Any integer value that is non zero (or pointer that is non NULL) represents true. But when comparing integers and bool the bool is converted to int before comparison.

1. Do you know any case where this corner case might become a real issue? (For example while binary loading of data from a stream)

It is always a real issue.

1. Is this okay?

   I don't know whether the specs specify anything about this. A compiler might always create a code like this: ((a!=0) && (b!=0)) || ((a==0) && (b==0)) when comparing two booleans, although this might decrease performance.

   In my opinion this is not a bug, but an undefined behaviour. Although I think that every implementor should tell the users how boolean comparisons are made in their implementation.

If we go by your last code sample both a and b are bool and set to true by assigning 1 and 2 respectfully (Noe the 1 and 2 disappear they are now just true).

So breaking down your expression:

a!=0      // true (a converted to 1 because of auto-type conversion)
b!=0      // true (b converted to 1 because of auto-type conversion)

((a!=0) && (b!=0)) => (true && true)  // true ( no conversion done)

a==0      // false (a converted to 1 because of auto-type conversion)
b==0      // false (b converted to 1 because of auto-type conversion)

((a==0) && (b==0)) => (false && false) // false ( no conversion done)

((a!=0) && (b!=0)) || ((a==0) && (b==0)) => (true || false) => true

So I would always expect the above expression to be well defined and always true.

But I am not sure how this applies to your original question. When assigning an integer to a bool the integer is converted to bool (as described several times). The actual representation of true is not defined by the standard and could be any bit pattern that fits in an bool (You may not assume any particular bit pattern).

When comparing the bool to int the bool is converted into an int first then compared.

1. Any real-world case

   The only thing that pops in my mind, if someone reads binary data from a file into a struct, that have bool members. The problem might rise, if the file was made with an other program that has written 2 instead of 1 into the place of the bool (maybe because it was written in another programming language).

   But this might mean bad programming practice.

Writing data in a binary format is non portable without knowledge.
There are problems with the size of each object.
There are problems with representation:

• Integers (have endianess)
• Float (Representation undefined ((usually depends on the underlying hardware))
• Bool (Binary representation is undefined by the standard)
• Struct (Padding between members may differ)

With all these you need to know the underlying hardware and the compiler.

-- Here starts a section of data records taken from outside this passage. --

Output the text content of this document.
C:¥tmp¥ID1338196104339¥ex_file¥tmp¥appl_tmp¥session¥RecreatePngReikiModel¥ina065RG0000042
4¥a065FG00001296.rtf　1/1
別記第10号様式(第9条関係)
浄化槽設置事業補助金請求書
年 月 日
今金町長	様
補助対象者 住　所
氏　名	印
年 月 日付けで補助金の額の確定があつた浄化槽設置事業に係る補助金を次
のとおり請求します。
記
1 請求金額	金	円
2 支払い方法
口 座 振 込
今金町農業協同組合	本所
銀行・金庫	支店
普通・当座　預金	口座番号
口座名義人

Different compilers or different versions of the compiler or even a compiler with different optimization flags may have different behaviors for all the above.

The problem with Union

struct X
{
    int  a;
    bool b;
};

As people mention writing to 'a' and then reading from 'b' is undefined.
Why: because we do not know how 'a' or 'b' is represented on this hardware. Writing to 'a' will fill out the bits in 'a' but how does that reflect on the bits in 'b'. If your system used 1 byte bool and 4 byte int with lowest byte in low memory highest byte in the high memory then writing 1 to 'a' will put 1 in 'b'. But then how does your implementation represent a bool? Is true represented by 1 or 255? What happens if you put a 1 in 'b' and for all other uses of true it is using 255?

So unless you understand both your hardware and your compiler the behavior will be unexpected.

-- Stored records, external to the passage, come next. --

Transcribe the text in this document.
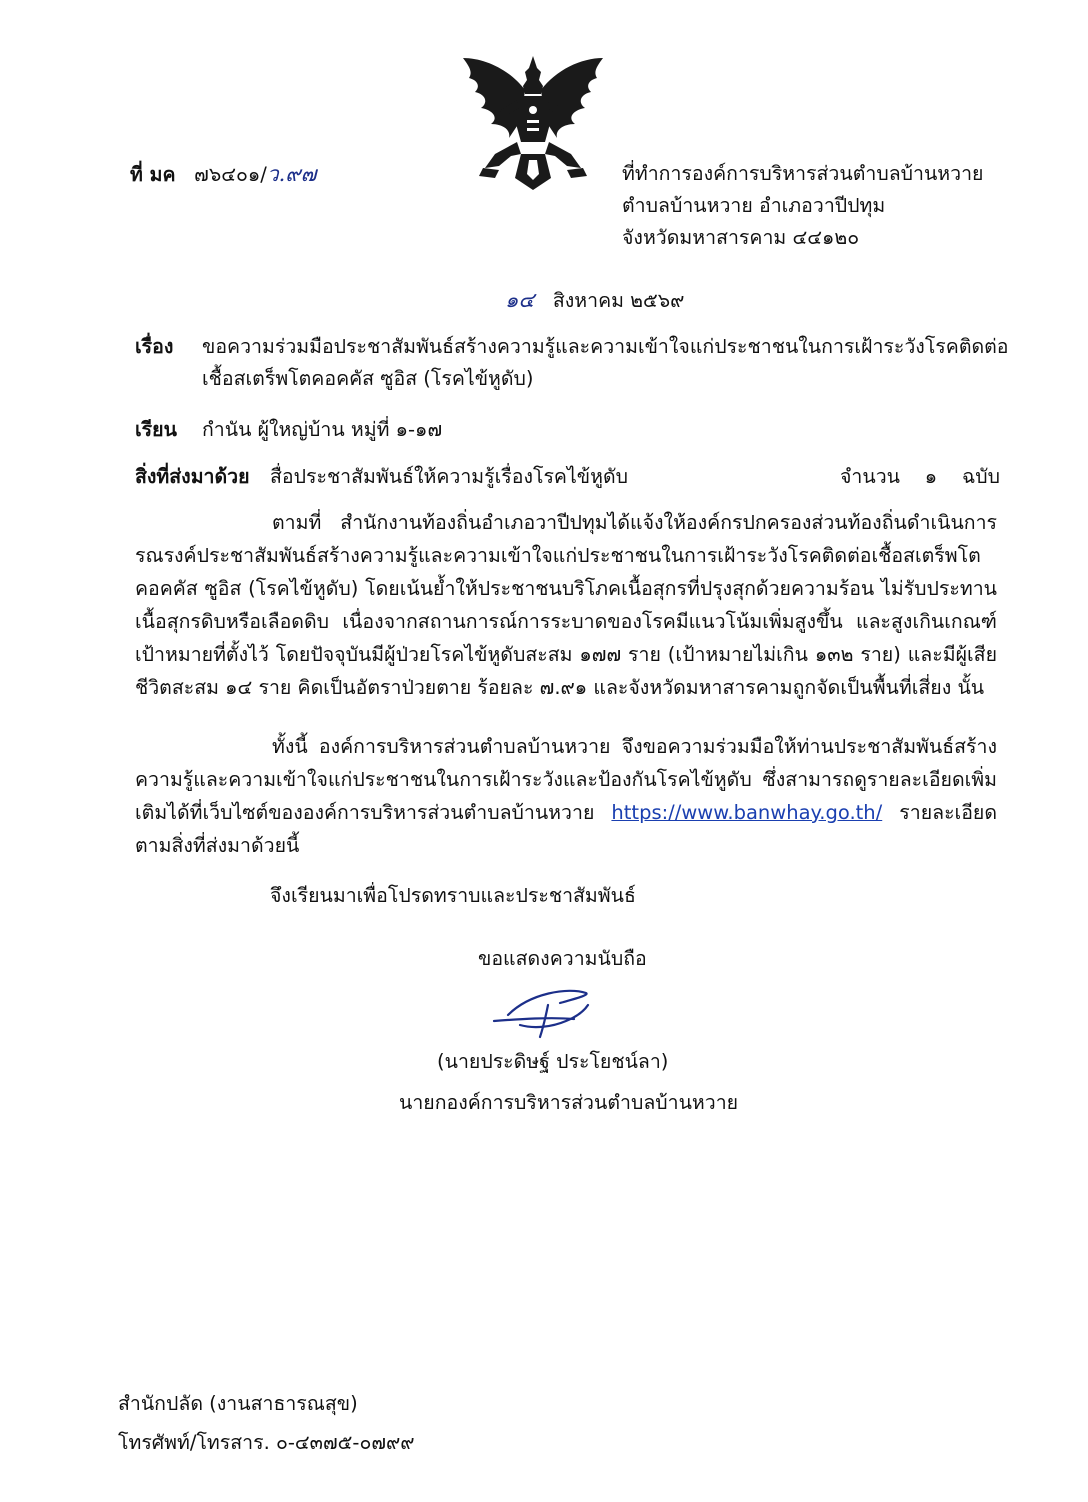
ที่ มค ๗๖๔๐๑/ว.๙๗	ที่ทำการองค์การบริหารส่วนตำบลบ้านหวาย
ตำบลบ้านหวาย อำเภอวาปีปทุม
จังหวัดมหาสารคาม ๔๔๑๒๐
๑๔ สิงหาคม ๒๕๖๙
เรื่อง ขอความร่วมมือประชาสัมพันธ์สร้างความรู้และความเข้าใจแก่ประชาชนในการเฝ้าระวังโรคติดต่อ
เชื้อสเตร็พโตคอคคัส ซูอิส (โรคไข้หูดับ)
เรียน กำนัน ผู้ใหญ่บ้าน หมู่ที่ ๑-๑๗
สิ่งที่ส่งมาด้วย สื่อประชาสัมพันธ์ให้ความรู้เรื่องโรคไข้หูดับ	จำนวน ๑ ฉบับ
ตามที่ สำนักงานท้องถิ่นอำเภอวาปีปทุมได้แจ้งให้องค์กรปกครองส่วนท้องถิ่นดำเนินการรณรงค์ประชาสัมพันธ์สร้างความรู้และความเข้าใจแก่ประชาชนในการเฝ้าระวังโรคติดต่อเชื้อสเตร็พโตคอคคัส ซูอิส (โรคไข้หูดับ) โดยเน้นย้ำให้ประชาชนบริโภคเนื้อสุกรที่ปรุงสุกด้วยความร้อน ไม่รับประทานเนื้อสุกรดิบหรือเลือดดิบ เนื่องจากสถานการณ์การระบาดของโรคมีแนวโน้มเพิ่มสูงขึ้น และสูงเกินเกณฑ์เป้าหมายที่ตั้งไว้ โดยปัจจุบันมีผู้ป่วยโรคไข้หูดับสะสม ๑๗๗ ราย (เป้าหมายไม่เกิน ๑๓๒ ราย) และมีผู้เสียชีวิตสะสม ๑๔ ราย คิดเป็นอัตราป่วยตาย ร้อยละ ๗.๙๑ และจังหวัดมหาสารคามถูกจัดเป็นพื้นที่เสี่ยง นั้น
ทั้งนี้ องค์การบริหารส่วนตำบลบ้านหวาย จึงขอความร่วมมือให้ท่านประชาสัมพันธ์สร้างความรู้และความเข้าใจแก่ประชาชนในการเฝ้าระวังและป้องกันโรคไข้หูดับ ซึ่งสามารถดูรายละเอียดเพิ่มเติมได้ที่เว็บไซต์ขององค์การบริหารส่วนตำบลบ้านหวาย https://www.banwhay.go.th/ รายละเอียดตามสิ่งที่ส่งมาด้วยนี้
จึงเรียนมาเพื่อโปรดทราบและประชาสัมพันธ์
ขอแสดงความนับถือ
(นายประดิษฐ์ ประโยชน์ลา)
นายกองค์การบริหารส่วนตำบลบ้านหวาย
สำนักปลัด (งานสาธารณสุข)
โทรศัพท์/โทรสาร. ๐-๔๓๗๕-๐๗๙๙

Thus these uses are undefined but not disallowed by the standard. The reason they are allowed is that you may have done the research and found that on your system with this particular compiler you can do some freeky optimization by making these assumptions. But be warned any changes in the assumptions will break your code.

Also when comparing two types the compiler will do some auto-conversions before comparison, remember the two types are converted into the same type before comparison. For comparison between integers and bool the bool is converted into an integer and then compared against the other integer (the conversion converts false to 0 and true to 1). If the objects being converted are both bool then no conversion is required and the comparison is done using boolean logic.